MAXIMIZING PROFITS CAN BE DANGEROUS

Sometimes maximizing current profits causes your company to have no future.

An easy example of this is making shoddy products. You make a neato* thingie** that looks like it works well, but does not actually work at all. Initially, you sell LOTS of neato thingies. But no one ever buys a second thingie. Eventually, you go out of business.

Another example is when a company does not appear to care about its customers and/or suppliers. As soon as alternatives become available, customers and suppliers go somewhere else.

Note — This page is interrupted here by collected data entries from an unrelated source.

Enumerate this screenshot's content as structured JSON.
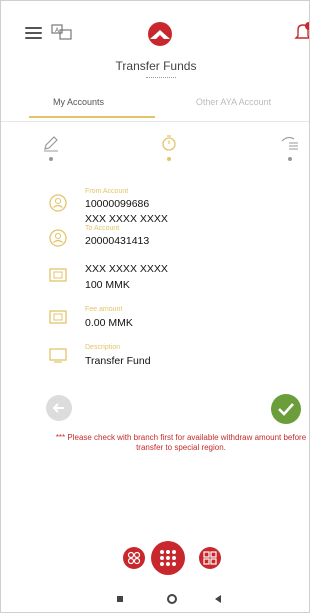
{
  "header": {
    "title": "Transfer Funds"
  },
  "tabs": [
    {
      "label": "My Accounts",
      "active": true
    },
    {
      "label": "Other AYA Account",
      "active": false
    }
  ],
  "steps": [
    {
      "icon": "pencil-icon",
      "active": false
    },
    {
      "icon": "clock-icon",
      "active": true
    },
    {
      "icon": "list-check-icon",
      "active": false
    }
  ],
  "details": {
    "from_label": "From Account",
    "from_account": "10000099686",
    "from_name": "XXX XXXX XXXX",
    "to_label": "To Account",
    "to_account": "20000431413",
    "to_name": "XXX XXXX XXXX",
    "amount": "100 MMK",
    "fee_label": "Fee amount",
    "fee_amount": "0.00 MMK",
    "desc_label": "Description",
    "description": "Transfer Fund"
  },
  "notice": "*** Please check with branch first for available withdraw amount before transfer to special region.",
  "colors": {
    "accent": "#e3c46a",
    "brand": "#c8282d",
    "confirm": "#6b9e3a",
    "warning": "#c52b2b"
  }
}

Sometimes, maximizing profits can put the entire world at risk. One person, in charge of the home mortgage security insurance division at AIG, put the entire world wide economy at risk, when he continued to OK insurance on mortgage loans securities WAY past what AIG could cover if lots of people decided to not pay their expensive mortgages. (Which predictably happened when house prices went down instead of up.)

Our current tax and accounting rules ENCOURAGE THIS KIND OF RISKY BEHAVIOR, as corporations are judged almost entirely on their quarterly earnings.

We can fix this by instituting a short term capitol gain tax of at least 40%. Then we could slowly lower this tax yearly until there is no capitol gains tax after 20 years. This would encourage long term thinking.

We could also modify the accounting rule that requires expensing stock options at the time the options are granted. We could allow a company to NOT expense stock options if:
     1. The option vests within one year.
     2. The options are evenly distributed within the company based on RANK rather than salary.

This will eliminate the bullying behavior that is meted out to young people in order that their manager can give himself all the stock options.

We should NOT allow upper management to get any more than 20% of the stock options granted. Stock options are a fabulous way to get the workers to work together to make the company the best that it can be. Then EVERYBODY makes more money.

Those companies who encourage people to work long hours in order to prove their "street cred"*** are destroying the lives of young people, who need to learn that work is only one aspect of life. Even work you LOVE, is not worth giving up time with family and hobbies.

WE CAN, AND SHOULD, FIX THIS NOW!

* Neato, is slang for something that appears to be something that you would want to own, because it is unusual.

** Thingie, is slang for an object that you do not want to bother to describe or name correctly.

*** Street cred is short for street credit. It usually means that you are respected as a member of your profession in that you can actually solve real problems or do respected art.